The proposed 32-team Club World Cup, slated to be played for the first time in the summer of 2025, will be so unrecognisable it is effectively a new competition. It is a perfectly good idea in theory, like the Nations League, but not if it is simply to add to an already bulging fixture calendar.
It stems, inevitably, from football’s desperation — FIFA’s desperation, UEFA’s desperation, the richest clubs’ owners’ desperation — for more, more, more. More matches, more television revenue. They won’t care if the quality suffers. They won’t care if the players suffer. They won’t care if smaller domestic competitions and clubs suffer and are marginalised even further by the desperation to clear the calendar for more elite-level football.
Please stop trying to grow men’s football – there’s too much already
Managers are going to have to find a different way to work around it. Manchester City played 61 games in all competitions last season and, even with Guardiola rotating his squad on a near-constant basis, that meant 56 appearances in all competitions for Rodri and 55 for Bernardo.
International appearances, including the World Cup, took Bernardo to 71 and Rodri to 68. This season, which includes the UEFA Super Cup (one game) and the Club World Cup (likely two games) and culminates in the European Championship and Copa America, could see more for City’s players.
More than ever, players are going to have to be rotated — partly to reduce the threat of injury and partly to ensure they continue to perform to the best of their ability.

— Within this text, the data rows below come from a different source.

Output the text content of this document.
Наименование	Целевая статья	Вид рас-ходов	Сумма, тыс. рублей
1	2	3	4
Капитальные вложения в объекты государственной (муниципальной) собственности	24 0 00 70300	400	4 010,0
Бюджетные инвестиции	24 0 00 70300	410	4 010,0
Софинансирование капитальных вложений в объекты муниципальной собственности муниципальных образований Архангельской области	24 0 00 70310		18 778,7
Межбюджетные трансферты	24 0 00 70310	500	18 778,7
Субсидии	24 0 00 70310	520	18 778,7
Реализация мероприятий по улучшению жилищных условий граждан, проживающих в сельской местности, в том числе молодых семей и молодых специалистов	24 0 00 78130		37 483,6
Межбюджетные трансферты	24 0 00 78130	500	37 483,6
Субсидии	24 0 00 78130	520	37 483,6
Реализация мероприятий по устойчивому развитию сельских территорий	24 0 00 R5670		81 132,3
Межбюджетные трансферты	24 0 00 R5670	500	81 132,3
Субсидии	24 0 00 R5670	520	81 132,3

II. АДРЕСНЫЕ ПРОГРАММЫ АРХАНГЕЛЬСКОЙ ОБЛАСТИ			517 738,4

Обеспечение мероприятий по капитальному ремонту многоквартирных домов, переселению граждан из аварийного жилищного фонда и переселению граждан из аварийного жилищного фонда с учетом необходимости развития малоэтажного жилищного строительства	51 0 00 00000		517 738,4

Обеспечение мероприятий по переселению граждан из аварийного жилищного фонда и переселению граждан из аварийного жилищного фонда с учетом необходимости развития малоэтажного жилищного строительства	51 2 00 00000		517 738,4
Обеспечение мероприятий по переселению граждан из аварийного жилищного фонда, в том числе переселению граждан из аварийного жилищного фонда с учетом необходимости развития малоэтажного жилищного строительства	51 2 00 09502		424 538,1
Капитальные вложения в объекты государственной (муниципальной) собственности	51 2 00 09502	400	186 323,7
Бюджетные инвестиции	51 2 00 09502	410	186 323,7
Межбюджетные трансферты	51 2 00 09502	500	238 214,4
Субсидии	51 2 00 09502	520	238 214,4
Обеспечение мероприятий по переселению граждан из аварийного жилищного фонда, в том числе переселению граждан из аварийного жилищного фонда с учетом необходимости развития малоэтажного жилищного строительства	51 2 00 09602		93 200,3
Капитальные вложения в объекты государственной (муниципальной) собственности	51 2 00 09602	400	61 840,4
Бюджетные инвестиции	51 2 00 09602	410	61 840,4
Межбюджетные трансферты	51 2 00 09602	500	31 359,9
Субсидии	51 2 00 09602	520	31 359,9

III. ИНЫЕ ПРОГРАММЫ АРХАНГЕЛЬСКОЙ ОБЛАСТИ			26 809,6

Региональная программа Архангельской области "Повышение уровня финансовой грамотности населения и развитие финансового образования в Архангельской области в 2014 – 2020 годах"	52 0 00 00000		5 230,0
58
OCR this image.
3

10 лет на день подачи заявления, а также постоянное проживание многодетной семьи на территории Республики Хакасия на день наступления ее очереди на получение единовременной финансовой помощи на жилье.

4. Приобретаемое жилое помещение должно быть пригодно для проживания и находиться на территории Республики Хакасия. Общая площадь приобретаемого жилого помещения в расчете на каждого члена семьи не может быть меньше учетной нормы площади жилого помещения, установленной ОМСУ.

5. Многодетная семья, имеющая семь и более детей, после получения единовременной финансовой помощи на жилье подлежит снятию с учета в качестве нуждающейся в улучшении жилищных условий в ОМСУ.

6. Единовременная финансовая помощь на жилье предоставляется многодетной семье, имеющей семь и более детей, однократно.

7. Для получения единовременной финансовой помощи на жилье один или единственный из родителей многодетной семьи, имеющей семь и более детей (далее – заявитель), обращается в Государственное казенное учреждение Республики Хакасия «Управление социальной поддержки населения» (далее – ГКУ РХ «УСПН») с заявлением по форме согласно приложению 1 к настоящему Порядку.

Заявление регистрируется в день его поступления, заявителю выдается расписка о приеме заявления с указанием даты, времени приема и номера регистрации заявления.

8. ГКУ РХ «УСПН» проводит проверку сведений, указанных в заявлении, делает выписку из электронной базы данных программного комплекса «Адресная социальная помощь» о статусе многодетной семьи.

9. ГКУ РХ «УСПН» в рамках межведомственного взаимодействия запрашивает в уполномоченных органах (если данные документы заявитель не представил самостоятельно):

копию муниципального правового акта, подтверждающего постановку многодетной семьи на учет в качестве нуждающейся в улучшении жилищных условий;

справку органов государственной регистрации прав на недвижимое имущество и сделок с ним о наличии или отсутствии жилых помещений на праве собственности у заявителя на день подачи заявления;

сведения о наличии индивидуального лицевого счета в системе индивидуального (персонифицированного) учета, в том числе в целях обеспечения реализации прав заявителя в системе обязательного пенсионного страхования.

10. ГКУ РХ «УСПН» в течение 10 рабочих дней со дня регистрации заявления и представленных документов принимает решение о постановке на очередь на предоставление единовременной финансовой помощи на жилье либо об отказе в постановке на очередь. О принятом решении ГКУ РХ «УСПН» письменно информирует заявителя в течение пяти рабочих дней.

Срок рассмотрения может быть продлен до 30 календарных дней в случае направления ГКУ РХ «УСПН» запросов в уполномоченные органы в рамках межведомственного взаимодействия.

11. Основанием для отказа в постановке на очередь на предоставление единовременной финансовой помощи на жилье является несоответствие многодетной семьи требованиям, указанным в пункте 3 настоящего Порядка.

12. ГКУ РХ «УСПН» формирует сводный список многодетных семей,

But in many cases, there is a hesitancy to do so.
Outside of the early rounds of the Carabao Cup and FA Cup, the stakes are deemed too high; even with such a depth of high-class attacking options, there has been a reluctance from Arteta to rest Saka, from Klopp to rest Mohamed Salah, even from Erik ten Hag to rest an out-of-sorts Rashford.
Some players develop the kind of durability that almost makes them immune to injury or fatigue. Some, indeed, seem to thrive on the rhythm of the relentless football treadmill. But the majority need to be handled with extreme care.
Managers, with all the data and expertise at their disposal, should be trusted to know which players need rest and which can comfortably play two games a week for a whole season without any perceptible drop in their output or any threat to their long-term prospects.
Arteta’s words and actions over Saka suggest he is one of those rare players who is equipped to keep going and going. But it is just a little uncomfortable to revisit that line from last October when the Arsenal manager said “there is not a fitness coach in the world who is going to tell me” top players can’t play 70 games in a season. Some players can, clearly. Some can’t. And some players can do so for a period of their career, but only the very precious few will do so year after year without a drop in their performance level.
And it is more uncomfortable to think that the demands of the fixture calendar are only going to become more intense in the years ahead.
For players now in their early twenties, the likes of Vinicius Jr, Bellingham, Mbappe and Saka, the physical demands — not just across every season, but across every game they play — will far exceed those placed on previous generations: more sprints in more games played at higher intensity with smaller gaps between matches and between seasons. It does not sound like a recipe for longevity.
Those players were also early starters, performing at elite level from a very early stage of their careers.
Yes, they have sports-science on their side, but they and their managers have to be willing to listen to it and to know when a player needs a rest.
That is sometimes easier said than done.